Herr Most stand in einer stets enger werdenden, bergauf führenden Gasse. Es war nun dunkler und feuchter um ihn herum. Vom Himmel sah er, wenn er den Kopf in den Nacken legte, nur einen schmalen Schlitz. Der war nun auch nicht mehr blau, sondern bloß noch grau.

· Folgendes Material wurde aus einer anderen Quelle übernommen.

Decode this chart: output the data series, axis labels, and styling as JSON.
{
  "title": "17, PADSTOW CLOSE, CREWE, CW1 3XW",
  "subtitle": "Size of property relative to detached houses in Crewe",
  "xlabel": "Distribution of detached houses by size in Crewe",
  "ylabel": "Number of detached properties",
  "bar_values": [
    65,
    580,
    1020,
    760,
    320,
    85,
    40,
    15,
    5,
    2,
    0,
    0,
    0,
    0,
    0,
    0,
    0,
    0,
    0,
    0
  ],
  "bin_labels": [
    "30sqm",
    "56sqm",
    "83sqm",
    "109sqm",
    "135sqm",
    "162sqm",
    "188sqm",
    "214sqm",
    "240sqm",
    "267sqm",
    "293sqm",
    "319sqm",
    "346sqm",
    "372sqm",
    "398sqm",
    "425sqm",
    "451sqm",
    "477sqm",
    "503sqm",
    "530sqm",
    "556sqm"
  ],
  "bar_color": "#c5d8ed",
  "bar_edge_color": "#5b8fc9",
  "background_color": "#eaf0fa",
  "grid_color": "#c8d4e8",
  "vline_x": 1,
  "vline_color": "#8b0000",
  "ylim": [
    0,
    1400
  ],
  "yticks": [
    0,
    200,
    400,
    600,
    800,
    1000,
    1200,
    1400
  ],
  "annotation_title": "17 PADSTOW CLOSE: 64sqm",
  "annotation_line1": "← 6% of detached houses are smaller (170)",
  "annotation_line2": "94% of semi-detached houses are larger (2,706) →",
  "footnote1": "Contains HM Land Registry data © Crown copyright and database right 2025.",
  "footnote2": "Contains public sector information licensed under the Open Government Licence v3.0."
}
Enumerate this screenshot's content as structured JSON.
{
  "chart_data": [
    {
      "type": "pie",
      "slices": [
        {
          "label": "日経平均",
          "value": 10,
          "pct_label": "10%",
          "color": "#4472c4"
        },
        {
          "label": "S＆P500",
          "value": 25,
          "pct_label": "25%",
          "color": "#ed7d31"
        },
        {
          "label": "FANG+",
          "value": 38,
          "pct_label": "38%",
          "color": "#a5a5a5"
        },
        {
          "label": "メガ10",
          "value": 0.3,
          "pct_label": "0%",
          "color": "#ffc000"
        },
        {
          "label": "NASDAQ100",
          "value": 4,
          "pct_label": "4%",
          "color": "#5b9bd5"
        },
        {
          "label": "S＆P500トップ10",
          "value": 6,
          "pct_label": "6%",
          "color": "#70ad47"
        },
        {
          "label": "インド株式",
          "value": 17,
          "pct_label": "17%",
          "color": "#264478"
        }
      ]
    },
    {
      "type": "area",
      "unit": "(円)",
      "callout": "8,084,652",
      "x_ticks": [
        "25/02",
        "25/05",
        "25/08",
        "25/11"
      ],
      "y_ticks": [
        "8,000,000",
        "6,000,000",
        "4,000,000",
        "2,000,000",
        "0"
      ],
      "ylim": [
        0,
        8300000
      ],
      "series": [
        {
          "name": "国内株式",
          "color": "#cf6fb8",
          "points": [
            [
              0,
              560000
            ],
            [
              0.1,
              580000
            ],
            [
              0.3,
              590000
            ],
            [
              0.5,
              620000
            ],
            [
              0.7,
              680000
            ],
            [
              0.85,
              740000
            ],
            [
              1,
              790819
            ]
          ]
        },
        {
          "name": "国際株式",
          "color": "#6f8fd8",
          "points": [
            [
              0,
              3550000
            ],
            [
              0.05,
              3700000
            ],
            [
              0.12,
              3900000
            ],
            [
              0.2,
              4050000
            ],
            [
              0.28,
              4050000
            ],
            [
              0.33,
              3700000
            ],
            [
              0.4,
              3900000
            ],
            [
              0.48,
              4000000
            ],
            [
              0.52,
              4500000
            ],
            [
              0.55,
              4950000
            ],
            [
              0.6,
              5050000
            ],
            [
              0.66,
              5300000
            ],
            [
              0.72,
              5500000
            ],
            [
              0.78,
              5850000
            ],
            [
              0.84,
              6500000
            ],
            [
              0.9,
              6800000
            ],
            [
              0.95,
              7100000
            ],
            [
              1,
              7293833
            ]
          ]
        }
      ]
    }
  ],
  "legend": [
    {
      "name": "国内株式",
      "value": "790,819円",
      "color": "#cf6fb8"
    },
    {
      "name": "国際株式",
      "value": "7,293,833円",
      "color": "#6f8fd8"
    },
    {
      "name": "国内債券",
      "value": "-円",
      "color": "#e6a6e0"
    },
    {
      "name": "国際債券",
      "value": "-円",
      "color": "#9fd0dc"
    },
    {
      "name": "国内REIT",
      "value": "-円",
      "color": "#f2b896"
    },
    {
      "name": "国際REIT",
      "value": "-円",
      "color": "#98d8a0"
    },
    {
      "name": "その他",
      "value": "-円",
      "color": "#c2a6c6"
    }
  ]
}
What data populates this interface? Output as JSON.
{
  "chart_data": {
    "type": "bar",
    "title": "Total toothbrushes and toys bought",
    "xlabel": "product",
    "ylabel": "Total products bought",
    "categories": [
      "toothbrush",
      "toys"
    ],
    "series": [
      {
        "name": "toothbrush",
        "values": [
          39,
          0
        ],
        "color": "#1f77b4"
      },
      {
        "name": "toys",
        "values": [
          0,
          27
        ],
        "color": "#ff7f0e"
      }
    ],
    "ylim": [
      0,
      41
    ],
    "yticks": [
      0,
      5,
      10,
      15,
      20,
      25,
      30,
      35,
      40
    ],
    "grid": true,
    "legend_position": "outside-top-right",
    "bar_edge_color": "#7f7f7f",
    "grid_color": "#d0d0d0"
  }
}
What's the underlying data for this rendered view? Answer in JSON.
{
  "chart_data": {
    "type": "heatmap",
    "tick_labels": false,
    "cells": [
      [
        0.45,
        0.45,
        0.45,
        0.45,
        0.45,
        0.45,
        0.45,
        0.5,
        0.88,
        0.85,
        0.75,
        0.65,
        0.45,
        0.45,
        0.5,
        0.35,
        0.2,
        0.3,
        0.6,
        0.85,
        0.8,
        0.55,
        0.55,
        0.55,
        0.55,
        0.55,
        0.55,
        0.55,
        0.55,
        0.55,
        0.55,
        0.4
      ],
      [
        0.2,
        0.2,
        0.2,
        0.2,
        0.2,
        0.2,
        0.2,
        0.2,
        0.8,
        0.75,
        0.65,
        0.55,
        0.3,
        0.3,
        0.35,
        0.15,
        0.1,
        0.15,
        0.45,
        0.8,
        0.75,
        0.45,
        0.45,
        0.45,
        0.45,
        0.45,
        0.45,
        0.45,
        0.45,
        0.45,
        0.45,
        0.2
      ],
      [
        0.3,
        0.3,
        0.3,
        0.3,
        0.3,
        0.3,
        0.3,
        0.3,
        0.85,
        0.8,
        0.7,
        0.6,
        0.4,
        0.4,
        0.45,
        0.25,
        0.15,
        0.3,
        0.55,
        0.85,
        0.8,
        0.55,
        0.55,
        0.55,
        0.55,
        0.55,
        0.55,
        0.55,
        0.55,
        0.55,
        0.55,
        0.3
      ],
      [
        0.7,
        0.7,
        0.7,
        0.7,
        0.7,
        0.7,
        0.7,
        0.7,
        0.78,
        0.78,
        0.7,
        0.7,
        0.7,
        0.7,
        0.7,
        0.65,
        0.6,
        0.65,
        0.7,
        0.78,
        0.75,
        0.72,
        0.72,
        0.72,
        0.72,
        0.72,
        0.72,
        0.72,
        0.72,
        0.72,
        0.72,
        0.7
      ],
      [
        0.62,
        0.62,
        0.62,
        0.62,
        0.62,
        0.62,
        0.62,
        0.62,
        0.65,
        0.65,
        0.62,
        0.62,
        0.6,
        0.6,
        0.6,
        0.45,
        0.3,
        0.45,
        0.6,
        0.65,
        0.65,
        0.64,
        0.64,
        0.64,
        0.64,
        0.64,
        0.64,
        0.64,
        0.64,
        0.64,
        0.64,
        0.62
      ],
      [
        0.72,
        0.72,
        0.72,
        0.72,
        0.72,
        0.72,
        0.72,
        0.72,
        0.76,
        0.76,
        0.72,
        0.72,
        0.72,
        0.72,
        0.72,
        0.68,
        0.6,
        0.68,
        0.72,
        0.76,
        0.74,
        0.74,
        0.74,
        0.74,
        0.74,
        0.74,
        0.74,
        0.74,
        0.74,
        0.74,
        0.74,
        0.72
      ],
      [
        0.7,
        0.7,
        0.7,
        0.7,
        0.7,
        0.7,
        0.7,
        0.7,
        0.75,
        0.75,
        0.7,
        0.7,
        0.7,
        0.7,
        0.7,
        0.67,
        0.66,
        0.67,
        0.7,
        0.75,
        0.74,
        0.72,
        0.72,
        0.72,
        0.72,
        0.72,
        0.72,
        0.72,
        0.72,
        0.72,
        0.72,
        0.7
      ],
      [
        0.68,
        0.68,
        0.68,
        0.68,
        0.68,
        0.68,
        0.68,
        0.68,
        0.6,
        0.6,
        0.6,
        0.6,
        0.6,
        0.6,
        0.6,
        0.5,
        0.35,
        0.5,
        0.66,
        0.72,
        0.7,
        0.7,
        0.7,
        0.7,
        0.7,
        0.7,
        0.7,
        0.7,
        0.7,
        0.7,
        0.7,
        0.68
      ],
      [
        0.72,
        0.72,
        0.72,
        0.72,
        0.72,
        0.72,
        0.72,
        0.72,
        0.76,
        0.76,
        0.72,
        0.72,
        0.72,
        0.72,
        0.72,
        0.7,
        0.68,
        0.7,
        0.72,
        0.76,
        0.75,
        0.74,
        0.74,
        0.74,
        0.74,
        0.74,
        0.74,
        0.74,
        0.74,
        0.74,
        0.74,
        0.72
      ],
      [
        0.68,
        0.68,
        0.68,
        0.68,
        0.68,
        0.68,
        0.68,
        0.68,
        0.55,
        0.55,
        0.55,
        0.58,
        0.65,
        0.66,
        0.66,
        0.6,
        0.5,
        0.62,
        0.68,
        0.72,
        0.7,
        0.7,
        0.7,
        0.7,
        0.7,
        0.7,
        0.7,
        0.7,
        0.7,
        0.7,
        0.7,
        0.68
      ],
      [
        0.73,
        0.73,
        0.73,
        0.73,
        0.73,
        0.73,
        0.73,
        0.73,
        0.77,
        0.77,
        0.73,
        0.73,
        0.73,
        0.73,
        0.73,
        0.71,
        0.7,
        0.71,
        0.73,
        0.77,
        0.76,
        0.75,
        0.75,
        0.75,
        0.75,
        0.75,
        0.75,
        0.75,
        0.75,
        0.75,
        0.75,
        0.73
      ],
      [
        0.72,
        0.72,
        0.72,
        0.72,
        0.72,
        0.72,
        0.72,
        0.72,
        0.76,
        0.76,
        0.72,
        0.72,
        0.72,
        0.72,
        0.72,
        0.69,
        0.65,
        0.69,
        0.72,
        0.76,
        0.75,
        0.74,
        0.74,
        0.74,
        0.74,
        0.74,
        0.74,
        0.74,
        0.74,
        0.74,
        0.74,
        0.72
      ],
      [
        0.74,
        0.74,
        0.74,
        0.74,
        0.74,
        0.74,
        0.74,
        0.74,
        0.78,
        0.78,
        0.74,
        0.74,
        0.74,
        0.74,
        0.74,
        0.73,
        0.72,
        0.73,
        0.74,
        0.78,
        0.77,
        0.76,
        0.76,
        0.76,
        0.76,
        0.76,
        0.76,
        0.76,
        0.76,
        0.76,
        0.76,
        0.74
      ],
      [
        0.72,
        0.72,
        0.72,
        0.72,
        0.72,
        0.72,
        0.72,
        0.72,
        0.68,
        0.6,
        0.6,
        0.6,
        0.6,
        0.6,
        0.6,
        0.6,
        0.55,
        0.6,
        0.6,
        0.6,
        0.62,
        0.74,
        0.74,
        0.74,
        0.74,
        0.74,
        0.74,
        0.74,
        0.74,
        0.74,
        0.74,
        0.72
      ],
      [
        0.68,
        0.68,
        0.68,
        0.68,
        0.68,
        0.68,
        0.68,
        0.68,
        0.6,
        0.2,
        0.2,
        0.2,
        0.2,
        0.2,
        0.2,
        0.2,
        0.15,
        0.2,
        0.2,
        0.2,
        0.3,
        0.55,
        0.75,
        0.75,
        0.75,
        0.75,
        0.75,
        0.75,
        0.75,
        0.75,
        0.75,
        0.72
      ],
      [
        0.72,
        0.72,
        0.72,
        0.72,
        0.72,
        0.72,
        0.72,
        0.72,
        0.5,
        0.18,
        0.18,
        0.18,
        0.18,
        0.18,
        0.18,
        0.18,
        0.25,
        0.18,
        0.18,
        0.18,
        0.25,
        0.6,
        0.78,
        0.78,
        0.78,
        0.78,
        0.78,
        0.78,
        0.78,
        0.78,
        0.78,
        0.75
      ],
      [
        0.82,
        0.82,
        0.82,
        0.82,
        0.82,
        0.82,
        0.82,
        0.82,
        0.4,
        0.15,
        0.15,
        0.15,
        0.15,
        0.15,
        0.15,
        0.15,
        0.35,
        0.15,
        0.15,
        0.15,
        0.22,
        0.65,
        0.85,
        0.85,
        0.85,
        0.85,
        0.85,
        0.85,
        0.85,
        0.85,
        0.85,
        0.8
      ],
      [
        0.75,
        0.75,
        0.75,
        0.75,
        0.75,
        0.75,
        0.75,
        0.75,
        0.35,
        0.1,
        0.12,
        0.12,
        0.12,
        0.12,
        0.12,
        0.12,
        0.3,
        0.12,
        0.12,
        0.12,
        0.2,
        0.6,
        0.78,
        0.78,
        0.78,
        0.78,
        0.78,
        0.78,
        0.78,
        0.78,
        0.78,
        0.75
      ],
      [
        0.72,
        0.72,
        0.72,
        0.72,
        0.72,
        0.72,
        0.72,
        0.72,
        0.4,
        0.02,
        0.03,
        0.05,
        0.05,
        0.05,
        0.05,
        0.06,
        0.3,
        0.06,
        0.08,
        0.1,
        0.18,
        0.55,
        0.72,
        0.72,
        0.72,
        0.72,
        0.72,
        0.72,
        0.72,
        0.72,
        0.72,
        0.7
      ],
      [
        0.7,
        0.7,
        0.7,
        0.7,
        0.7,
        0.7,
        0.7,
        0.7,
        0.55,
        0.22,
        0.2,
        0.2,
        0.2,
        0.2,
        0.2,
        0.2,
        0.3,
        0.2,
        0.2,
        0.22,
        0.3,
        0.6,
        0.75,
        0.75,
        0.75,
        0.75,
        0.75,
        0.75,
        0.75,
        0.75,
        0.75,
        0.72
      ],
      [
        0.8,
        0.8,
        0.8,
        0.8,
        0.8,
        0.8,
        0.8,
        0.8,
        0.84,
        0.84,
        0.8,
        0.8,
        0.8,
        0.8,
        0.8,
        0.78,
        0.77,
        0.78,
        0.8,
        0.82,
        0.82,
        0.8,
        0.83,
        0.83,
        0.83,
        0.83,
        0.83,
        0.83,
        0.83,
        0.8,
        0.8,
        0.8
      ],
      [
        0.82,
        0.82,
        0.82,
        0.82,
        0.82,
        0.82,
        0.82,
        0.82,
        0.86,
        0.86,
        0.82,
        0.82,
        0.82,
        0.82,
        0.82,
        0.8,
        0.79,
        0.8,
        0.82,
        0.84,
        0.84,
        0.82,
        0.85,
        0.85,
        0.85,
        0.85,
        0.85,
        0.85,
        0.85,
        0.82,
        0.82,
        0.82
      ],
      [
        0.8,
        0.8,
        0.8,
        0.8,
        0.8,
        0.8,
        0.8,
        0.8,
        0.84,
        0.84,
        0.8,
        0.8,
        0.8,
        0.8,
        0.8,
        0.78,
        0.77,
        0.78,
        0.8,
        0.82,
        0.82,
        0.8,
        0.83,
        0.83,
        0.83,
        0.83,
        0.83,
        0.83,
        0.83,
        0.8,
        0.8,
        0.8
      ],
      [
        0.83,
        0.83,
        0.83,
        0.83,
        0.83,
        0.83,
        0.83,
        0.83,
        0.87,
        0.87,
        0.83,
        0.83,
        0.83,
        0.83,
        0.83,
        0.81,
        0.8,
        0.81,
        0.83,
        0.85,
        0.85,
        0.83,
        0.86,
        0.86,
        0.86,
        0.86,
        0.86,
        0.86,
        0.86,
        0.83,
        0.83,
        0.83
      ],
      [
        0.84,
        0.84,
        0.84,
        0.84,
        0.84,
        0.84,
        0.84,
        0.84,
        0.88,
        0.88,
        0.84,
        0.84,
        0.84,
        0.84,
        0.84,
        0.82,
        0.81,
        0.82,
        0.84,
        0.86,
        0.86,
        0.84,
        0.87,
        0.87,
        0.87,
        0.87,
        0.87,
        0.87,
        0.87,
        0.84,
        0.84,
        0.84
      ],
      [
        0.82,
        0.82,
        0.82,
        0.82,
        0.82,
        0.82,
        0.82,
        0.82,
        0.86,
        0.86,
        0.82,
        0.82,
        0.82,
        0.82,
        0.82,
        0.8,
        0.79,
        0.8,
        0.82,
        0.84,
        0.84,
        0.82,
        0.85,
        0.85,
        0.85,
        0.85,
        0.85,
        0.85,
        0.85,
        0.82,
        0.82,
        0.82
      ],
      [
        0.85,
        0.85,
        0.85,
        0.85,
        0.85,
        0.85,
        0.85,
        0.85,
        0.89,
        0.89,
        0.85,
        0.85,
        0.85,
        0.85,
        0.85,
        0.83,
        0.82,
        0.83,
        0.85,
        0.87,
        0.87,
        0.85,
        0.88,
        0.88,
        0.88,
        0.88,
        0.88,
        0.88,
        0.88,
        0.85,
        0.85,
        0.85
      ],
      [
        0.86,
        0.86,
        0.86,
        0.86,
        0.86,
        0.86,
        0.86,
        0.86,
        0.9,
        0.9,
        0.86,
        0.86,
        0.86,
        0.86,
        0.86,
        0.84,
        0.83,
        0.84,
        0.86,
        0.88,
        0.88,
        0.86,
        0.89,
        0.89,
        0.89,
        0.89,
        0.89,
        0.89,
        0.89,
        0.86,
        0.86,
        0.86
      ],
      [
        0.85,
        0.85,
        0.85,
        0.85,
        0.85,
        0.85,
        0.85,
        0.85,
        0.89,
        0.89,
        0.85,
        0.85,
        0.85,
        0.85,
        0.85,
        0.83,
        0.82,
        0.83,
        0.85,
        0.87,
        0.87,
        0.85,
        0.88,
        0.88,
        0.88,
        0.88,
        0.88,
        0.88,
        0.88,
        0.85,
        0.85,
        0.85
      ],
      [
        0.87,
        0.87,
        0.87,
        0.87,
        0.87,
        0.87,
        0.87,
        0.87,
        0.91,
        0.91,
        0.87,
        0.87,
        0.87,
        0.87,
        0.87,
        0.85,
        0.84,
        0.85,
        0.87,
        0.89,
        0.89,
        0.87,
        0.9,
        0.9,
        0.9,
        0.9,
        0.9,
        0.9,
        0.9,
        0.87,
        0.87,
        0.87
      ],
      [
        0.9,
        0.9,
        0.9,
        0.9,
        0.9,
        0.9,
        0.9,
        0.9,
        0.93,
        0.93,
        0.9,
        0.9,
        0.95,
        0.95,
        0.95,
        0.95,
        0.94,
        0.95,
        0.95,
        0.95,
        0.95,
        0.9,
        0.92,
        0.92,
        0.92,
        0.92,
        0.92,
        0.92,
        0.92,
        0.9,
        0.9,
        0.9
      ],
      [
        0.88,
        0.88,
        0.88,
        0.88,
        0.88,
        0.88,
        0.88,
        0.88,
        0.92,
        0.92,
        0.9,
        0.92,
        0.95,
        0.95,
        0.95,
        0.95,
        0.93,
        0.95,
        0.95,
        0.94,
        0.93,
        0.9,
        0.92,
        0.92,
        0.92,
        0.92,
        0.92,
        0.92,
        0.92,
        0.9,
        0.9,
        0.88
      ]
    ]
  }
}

Herr Most schnaufte und musste etwas ausruhen. Er lehnte sich an die moosbewachsene, klamme Mauer. Sie war alt, vermutete Herr Most, hundert Jahre oder zweihundert oder noch älter. Und das Moos, an das er sich lehnte, das er zerdrückte wie kaum zehn Minuten zuvor das einsam im Wind schaukelnde Gras, dieses Moos war genauso alt. Herr Most stellte sich vor, wie bereits nach wenigen Tagen die frisch errichtete Mauer von kleinen Moossporen beflogen worden war, die sich in die Fugen und an die rauen, unebenen Stellen des Steins geklammert und sogleich begonnen hatten, ihr Mooskolonieleben zu führen. Ein Leben für sich, unter ihresgleichen. Sicher waren dann und wann Menschen gekommen und hatten gekratzt und geschabt, gewaschen und geätzt, doch das hatte dem Moos wenig anhaben können. Denn auch wenn es ausgelöscht schien: Im Prinzip war es nach wie vor anwesend. Und auch er, dachte Herr Most, war jetzt wohl Teil des Mooses geworden. Bestimmt hatte es sich mittlerweile auch an ihm festgeklammert, war in ihn, weil er doch an der Mauer lehnte, eingedrungen. "So so", dachte Herr Most, "so so", und er lächelte, "da werde ich mich wohl bald Herr Moos nennen müssen." Er beschloss, da er sich nun erholt fühlte, weiterzugehen und widerstand auch der Versuchung, Schulter und Jackenärmel abzuklopfen. Das Moos sollte ruhig dableiben und sein Leben auf ihm führen, wie es eben wollte und konnte. Ob die Mooswesen alle gleich waren? Ob sie eine einzige Kolonie von Gleichen waren? So wie er und sein Doppelgänger gleich waren, nur in viel größerer Zahl? Herr Most stellte sich das langweilig vor und war froh, es nur mit einem seinesgleichen zu tun zu haben. Den er im Übrigen nicht aus den Augen verloren hatte.